Quero ver esses aplausos

Vamos esquecer por momentos que o valor mais baixo de sempre do défice português em democracia foi atingido com recurso a um perdão fiscal, a uma venda de aviões militares, a um corte cego na despesa dos ministérios, à travagem total (até retrocesso) no investimento público (inclusive despesas de capital em empresas públicas) e ao adiamento do aumento de capital da Caixa Geral de Depósitos. Vamos esquecer que todas estas decisões têm um impacto negativo a curto e médio prazo na economia.

Já esqueceu? Ótimo. Temos finalmente um número do qual nos podemos orgulhar. E não estou a ser irónico. Um défice de 2,1% do PIB (qualquer coisa como €3,6 mil milhões) é um ótimo cartão de visita para qualquer ministro de um país do sul da Europa. Ainda não foi suficiente para nos tirar do lixo, mas é um bom caminho. O ideal seria termos um défice zero, ou mesmo um superavit, para podermos começar a pagar o forrobodó de dívida que acumulámos durante os últimos 20 anos. Somos um dos países mais endividados da zona euro, até do mundo, como ainda esta semana nos descreveu Cristina Casalinho em entrevista ao “Público”: “o nível global de endividamento da economia como um todo é elevado, a dívida externa é das mais altas do mundo.” Há quem acredite que um dia virá uma borracha milagrosa que irá limpar esse fardo. Infelizmente essa borracha não existe. No limite há um ácido que se vier derrete a dívida e muito mais do que isso, arrastando o sistema financeiro, empresas e toda uma economia. Não há boas reestruturações de dívida. São todas más ou péssimas.

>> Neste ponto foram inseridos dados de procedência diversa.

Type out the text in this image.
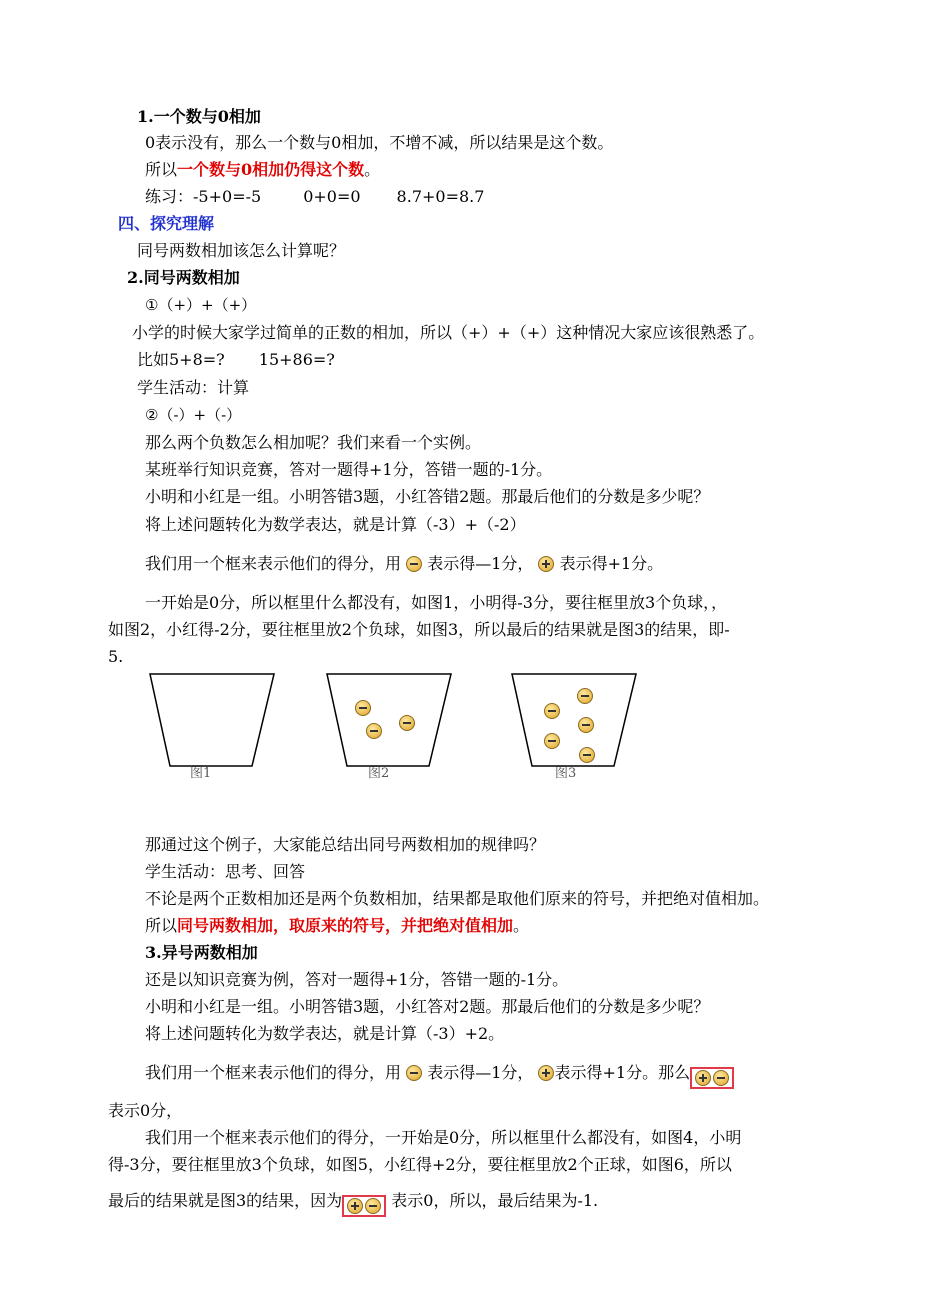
1.一个数与0相加
0表示没有，那么一个数与0相加，不增不减，所以结果是这个数。
所以一个数与0相加仍得这个数。
练习：-5+0=-5	0+0=0 8.7+0=8.7
四、探究理解
同号两数相加该怎么计算呢？
2.同号两数相加
①（+）+（+）
小学的时候大家学过简单的正数的相加，所以（+）+（+）这种情况大家应该很熟悉了。
比如5+8=? 15+86=?
学生活动：计算
②（-）+（-）
那么两个负数怎么相加呢？我们来看一个实例。
某班举行知识竞赛，答对一题得+1分，答错一题的-1分。
小明和小红是一组。小明答错3题，小红答错2题。那最后他们的分数是多少呢？
将上述问题转化为数学表达，就是计算（-3）+（-2）
我们用一个框来表示他们的得分，用 表示得—1分， 表示得+1分。
一开始是0分，所以框里什么都没有，如图1，小明得-3分，要往框里放3个负球，，
如图2，小红得-2分，要往框里放2个负球，如图3，所以最后的结果就是图3的结果，即-
5.
图1	图2	图3
那通过这个例子，大家能总结出同号两数相加的规律吗？
学生活动：思考、回答
不论是两个正数相加还是两个负数相加，结果都是取他们原来的符号，并把绝对值相加。
所以同号两数相加，取原来的符号，并把绝对值相加。
3.异号两数相加
还是以知识竞赛为例，答对一题得+1分，答错一题的-1分。
小明和小红是一组。小明答错3题，小红答对2题。那最后他们的分数是多少呢？
将上述问题转化为数学表达，就是计算（-3）+2。
我们用一个框来表示他们的得分，用 表示得—1分， 表示得+1分。那么
表示0分，
我们用一个框来表示他们的得分，一开始是0分，所以框里什么都没有，如图4，小明
得-3分，要往框里放3个负球，如图5，小红得+2分，要往框里放2个正球，如图6，所以
最后的结果就是图3的结果，因为	表示0，所以，最后结果为-1.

Por isso só há duas alternativas.

1- Fazer uma reestruturação ao longo do tempo que passa pela substituição de dívida de juros altos por outra de juros baixos ou moratórias dos credores.

2- Pagar!

Qualquer uma das soluções exige um défice baixo.

Até aqui tudo bem. Só que há um problema que ameaça este objetivo. A geringonça. Bloco de Esquerda e PCP sempre foram contra os limites orçamentais. No máximo, os menos radicais, admitiriam défices que ficassem nos 3%.

Mas Centeno entregou-lhe um défice de 2,1%. Em valores absolutos estamos a falar de uma diferença para os 3% que anda nos €1,6 mil milhões. Será difícil para qualquer um deles explicar porque é que com esta folga houve um aumento tão baixo das pensões, porque é que os salários dos funcionários públicos não foram atualizados, porque é que não houve uma aposta no investimento público. Ora tentem lá explicar como foram cúmplices do défice mais baixo de sempre depois de terem andado anos a dizer que havia excesso de austeridade. E isto é excesso de quê?